我是一个新手的火花,我想运行在命令行的Python脚本。我已经测试了交互和pyspark它的工作原理。我在尝试创建SC时,这个错误:

 文件test.py,10号线,上述<&模块GT;
    conf=(SparkConf().setMaster('local').setAppName('a').setSparkHome('/home/dirk/spark-1.4.1-bin-hadoop2.6/bin'))
  文件/home/dirk/spark-1.4.1-bin-hadoop2.6/python/pyspark/conf.py,线路104,在__init__
    SparkContext._ensure_initialized()
  文件/home/dirk/spark-1.4.1-bin-hadoop2.6/python/pyspark/context.py线229,在_ensure_initialized
    SparkContext._gateway =网关或launch_gateway()
  文件/home/dirk/spark-1.4.1-bin-hadoop2.6/python/pyspark/java_gateway.py48行,在launch_gateway
    SPARK_HOME = os.environ [SPARK_HOME]
  文件/usr/lib/python2.7/UserDict.py23行,在__getitem__
    引发KeyError异常(键)
KeyError异常:SPARK_HOME


解决方案

好像这里有两个问题。

第一个是你使用的路径。 SPARK_HOME 应指向星火安装的根目录因此,在你的情况下,也许应该是 /home/dirk/spark-1.4.1-bin -hadoop2.6 不是 /home/dirk/spark-1.4.1-bin-hadoop2.6/bin

第二个问题是一个方式,您如何使用 setSparkHome 。
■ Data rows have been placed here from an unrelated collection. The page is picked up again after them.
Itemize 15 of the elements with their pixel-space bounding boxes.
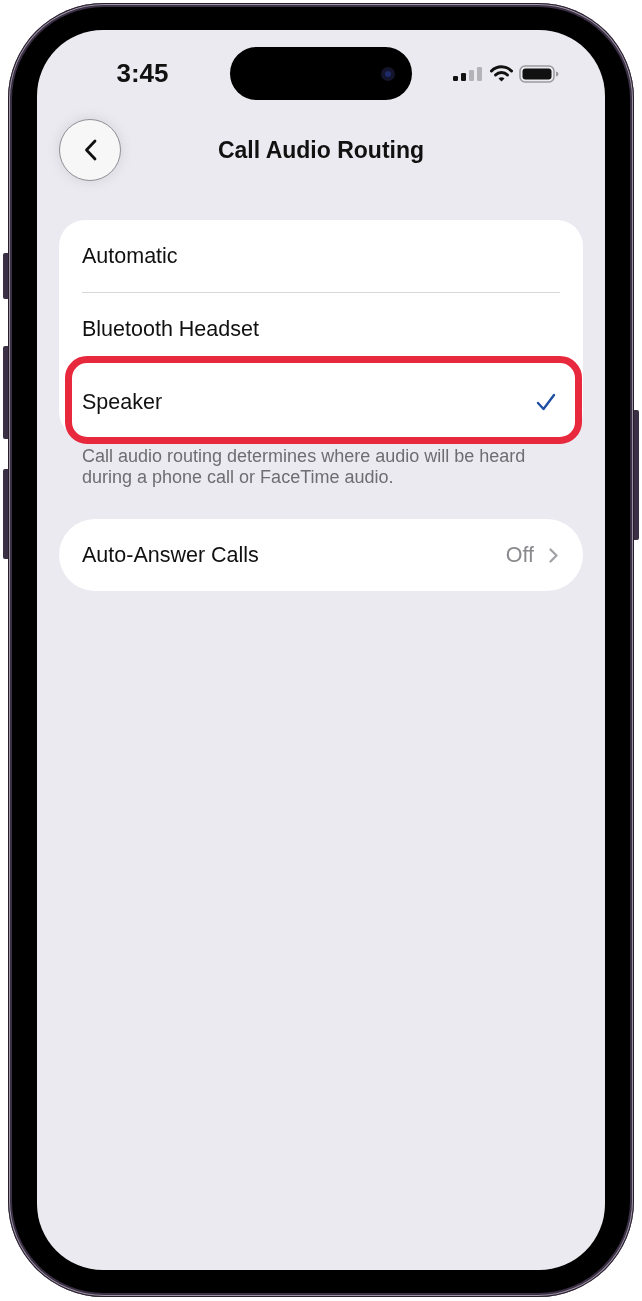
auto-answer-row[interactable]: Auto-Answer Calls Off — [59, 519, 583, 591]
routing-option[interactable]: Bluetooth Headset — [59, 303, 583, 355]
wifi-icon — [489, 65, 513, 82]
signal-icon — [452, 66, 484, 81]
camera-lens-icon — [381, 66, 395, 81]
footer-note: Call audio routing determines where audio will be heard during a phone call or FaceTime audio. — [82, 446, 527, 488]
chevron-right-icon — [549, 547, 558, 563]
screen-title: Call Audio Routing — [217, 136, 425, 164]
battery-icon — [518, 64, 559, 83]
status-time: 3:45 — [115, 58, 169, 89]
setting-label: Auto-Answer Calls — [82, 542, 260, 568]
setting-value: Off — [505, 542, 534, 568]
routing-option[interactable]: Automatic — [59, 230, 583, 282]
routing-option[interactable]: Speaker — [59, 376, 583, 428]
chevron-left-icon — [83, 139, 97, 161]
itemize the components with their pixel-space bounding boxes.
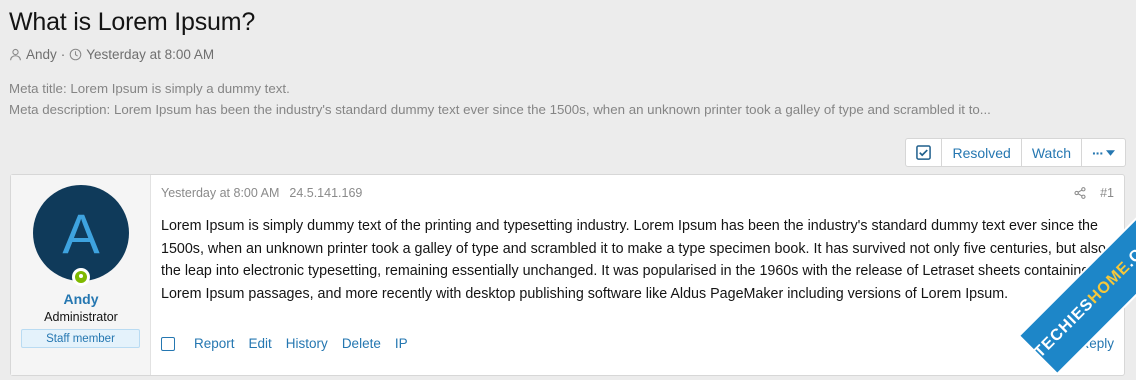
user-title: Administrator [44, 310, 118, 324]
checkbox-checked-icon [916, 145, 932, 160]
watch-button[interactable]: Watch [1020, 139, 1081, 166]
avatar[interactable]: A [33, 185, 129, 281]
meta-info: Meta title: Lorem Ipsum is simply a dumm… [9, 78, 1126, 120]
user-info-cell: A Andy Administrator Staff member [11, 175, 151, 375]
ip-link[interactable]: IP [395, 336, 408, 351]
avatar-letter: A [62, 201, 100, 265]
edit-link[interactable]: Edit [249, 336, 272, 351]
user-name[interactable]: Andy [11, 291, 151, 307]
post-attribution: Yesterday at 8:00 AM 24.5.141.169 #1 [161, 186, 1114, 200]
clock-icon [69, 48, 82, 61]
post-date[interactable]: Yesterday at 8:00 AM [161, 186, 279, 200]
select-post-checkbox[interactable] [161, 336, 175, 351]
online-status-indicator [72, 268, 90, 286]
thread-title: What is Lorem Ipsum? [9, 8, 256, 36]
more-dots-icon: ··· [1092, 144, 1104, 161]
select-thread-button[interactable] [906, 139, 941, 166]
staff-badge: Staff member [21, 329, 140, 348]
post-content: Yesterday at 8:00 AM 24.5.141.169 #1 Lor… [161, 175, 1124, 375]
post-ip: 24.5.141.169 [289, 186, 363, 200]
resolved-button[interactable]: Resolved [941, 139, 1020, 166]
delete-link[interactable]: Delete [342, 336, 381, 351]
post-footer: Report Edit History Delete IP Reply [161, 336, 1114, 351]
thread-meta: Andy · Yesterday at 8:00 AM [9, 47, 1126, 62]
post-body: Lorem Ipsum is simply dummy text of the … [161, 218, 1106, 302]
meta-separator: · [60, 47, 66, 62]
thread-actions: Resolved Watch ··· [905, 138, 1126, 167]
meta-description: Meta description: Lorem Ipsum has been t… [9, 102, 991, 117]
thread-author[interactable]: Andy [26, 47, 57, 62]
post-number[interactable]: #1 [1100, 186, 1114, 200]
online-icon [75, 271, 87, 283]
caret-down-icon [1106, 149, 1115, 156]
report-link[interactable]: Report [194, 336, 235, 351]
meta-title: Meta title: Lorem Ipsum is simply a dumm… [9, 81, 290, 96]
thread-date[interactable]: Yesterday at 8:00 AM [86, 47, 214, 62]
history-link[interactable]: History [286, 336, 328, 351]
thread-header: What is Lorem Ipsum? Andy · Yesterday at… [9, 8, 1126, 62]
share-icon[interactable] [1074, 187, 1086, 199]
user-icon [10, 48, 21, 61]
post: A Andy Administrator Staff member Yester… [10, 174, 1125, 376]
more-options-button[interactable]: ··· [1081, 139, 1125, 166]
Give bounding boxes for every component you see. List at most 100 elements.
如果检查<一个href=\"https://github.com/apache/spark/blob/3c0156899dc1ec1f7dfe6d7c8af47fa6dc7d00bf/python/pyspark/conf.py#L130\">a文档字符串其目标是


  

在这里星火安装在工作节点设置路径


SparkConf 构造假定 SPARK_HOME 上主已经设置。 <一href=\"https://github.com/apache/spark/blob/3c0156899dc1ec1f7dfe6d7c8af47fa6dc7d00bf/python/pyspark/conf.py#L104\">It呼吁 pyspark.context.SparkContext._ensure_initialized which呼吁 pyspark.java_gateway.launch_gateway ,<一个href=\"https://github.com/apache/spark/blob/49351c7f597c67950cc65e5014a89fad31b9a6f7/python/pyspark/java_gateway.py#L48\">which试图acccess SPARK_HOME 和失败。

要解决这个你应该设置 SPARK_HOME 创建之前 SparkConf

 导入OS
os.environ [SPARK_HOME] =/home/dirk/spark-1.4.1-bin-hadoop2.6
CONF =(SparkConf()。setMaster(本地)。setAppName('A'))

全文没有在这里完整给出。